S’agissant des dommages et intérêts, la Cour de Cassation a également confirmé l’arrêt de la cour d’appel qui relève que l’ex-époux « a, par son fait, délibérément contribué à retarder les opérations de liquidation du régime matrimonial des époux pourtant arrêtées par jugement du 21 décembre 2012, dont il n’a pas interjeté appel, mais qu’il n’a pas hésité à remettre en cause en assignant le 27 novembre 2013 Mme Y… devant le juge aux affaires familiales. 

Ayant ainsi fait ressortir que M. K… avait agi dans une intention dilatoire en cherchant à remettre en cause un jugement irrévocable, la cour d’appel a pu retenir le caractère manifestement abusif de l’exercice par ce dernier de son droit d’agir en justice ».

Conditions de l’accord procédural

Objet de l’accord : droits disponibles

Les parties ne peuvent conclure un accord procédural que pour les droits dont elles ont la libre disposition. Un droit disponible est un droit auquel on peut librement renoncer. 

Le droit des régimes matrimoniaux est rattaché aux droits librement disponibles dans le cadre des opérations de liquidation.

Dans son arrêt en date du 6 mai 1997, la Cour de cassation indique que « pour les droits dont elles ont la libre disposition, les parties peuvent s’accorder sur l’application de la loi française du for malgré l’existence d’une convention international et d’une clause contractuelle désignant la loi compétente » (Cass. 1re civ., 6 mai 1997, n° 95-15.309). 

La Cour de cassation affirme donc sa volonté de maintenir l’accès l’accord procédural toutes les fois que les droits sont disponibles quelle que soit l’origine, conventionnelle ou interne de la règle du conflit. Il convient donc d’admettre l’accord procédural indépendamment de la règle du conflit.

Forme de l’accord : conclusions concordantes

Dès 1997, la Cour de cassation statue que « un tel accord peut résulter des conclusions des parties invoquant une loi autre que celle qui est désignée par un traité ou par un contrat » (Cass. 1re civ., 6 mai 1997, n° 95-15.309). 

Dans le droit fil de cette jurisprudence, la Cour de cassation indique que l’accord procédural peut résulter « de conclusions concordantes ». Autrement dit, le choix de loi peut être tacite lorsqu’il prend la forme d’un accord procédural. Ainsi, la seule concordance des conclusions des parties, se fondant respectivement sur la loi française suffit à caractériser l’accord procédural et vaut choix tacite de cette loi.

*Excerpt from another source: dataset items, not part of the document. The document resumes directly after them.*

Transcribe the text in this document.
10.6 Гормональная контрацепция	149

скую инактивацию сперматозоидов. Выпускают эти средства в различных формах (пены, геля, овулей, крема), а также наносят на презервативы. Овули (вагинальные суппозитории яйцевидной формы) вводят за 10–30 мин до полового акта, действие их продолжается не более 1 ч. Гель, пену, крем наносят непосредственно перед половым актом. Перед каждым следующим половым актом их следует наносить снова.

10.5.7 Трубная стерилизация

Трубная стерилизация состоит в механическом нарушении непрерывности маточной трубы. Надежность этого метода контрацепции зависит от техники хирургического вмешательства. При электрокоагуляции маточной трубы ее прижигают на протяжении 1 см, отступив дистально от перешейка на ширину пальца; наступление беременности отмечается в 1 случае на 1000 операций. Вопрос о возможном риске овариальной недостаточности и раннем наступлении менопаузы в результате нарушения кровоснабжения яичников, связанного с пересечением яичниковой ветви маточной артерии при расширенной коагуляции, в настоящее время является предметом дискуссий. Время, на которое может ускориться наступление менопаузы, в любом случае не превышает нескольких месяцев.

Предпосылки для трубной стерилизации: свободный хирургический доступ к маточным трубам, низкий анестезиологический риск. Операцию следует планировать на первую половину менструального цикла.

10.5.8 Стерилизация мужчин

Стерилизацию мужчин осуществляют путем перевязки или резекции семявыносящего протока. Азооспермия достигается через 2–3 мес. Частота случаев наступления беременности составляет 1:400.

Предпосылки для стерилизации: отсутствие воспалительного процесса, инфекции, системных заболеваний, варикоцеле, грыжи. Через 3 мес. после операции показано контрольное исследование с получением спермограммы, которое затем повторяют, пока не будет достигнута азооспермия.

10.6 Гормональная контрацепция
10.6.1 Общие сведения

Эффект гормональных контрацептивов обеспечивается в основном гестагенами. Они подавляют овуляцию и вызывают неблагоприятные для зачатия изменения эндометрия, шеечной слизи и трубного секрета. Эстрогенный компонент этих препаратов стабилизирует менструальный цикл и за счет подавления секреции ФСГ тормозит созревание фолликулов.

Certains auteurs critiquent cette position au motif qu’elle « pourrait aboutir à la découverte d’accords procéduraux là où il n’y a en réalité qu’ignorance des règles de droit international privé » (B. Fauvarque-Cosson, L’accord procédural à l’épreuve du temps, retour sur une notion française controversée in Le droit international privé : esprit et méthode, Mélanges en l’honneur de Paul Lagarde, note 31).

Pour ces auteurs, il est difficile de dire qu’un consentement éclairé des parties sur la portée de l’accord procédural puisse résulter d’une signification d’un jeu de conclusions. C’est pourtant le sens de l’arrêt de la Cour de cassation qui fait peser sur les avocats spécialisés en droit international privé de la famille la responsabilité de la rédaction de leurs conclusions et de leurs conséquences. Le cabinet Canopy avocats vous présente à ce propos ici son expertise particulière en ce domaine.

Portée de l’accord : désignation de la seule loi du for

La Cour de cassation prévoit dans l’arrêt analysé la possibilité pour les parties d’évincer la loi désignée par la règle de conflit (i) et de choisir « la loi française du for » (ii). La Cour de cassation autorise la mise à l’écart de la règle de conflit, permettant ainsi aux juges d’appliquer leur propre loi, qu’ils maîtrisent mieux. 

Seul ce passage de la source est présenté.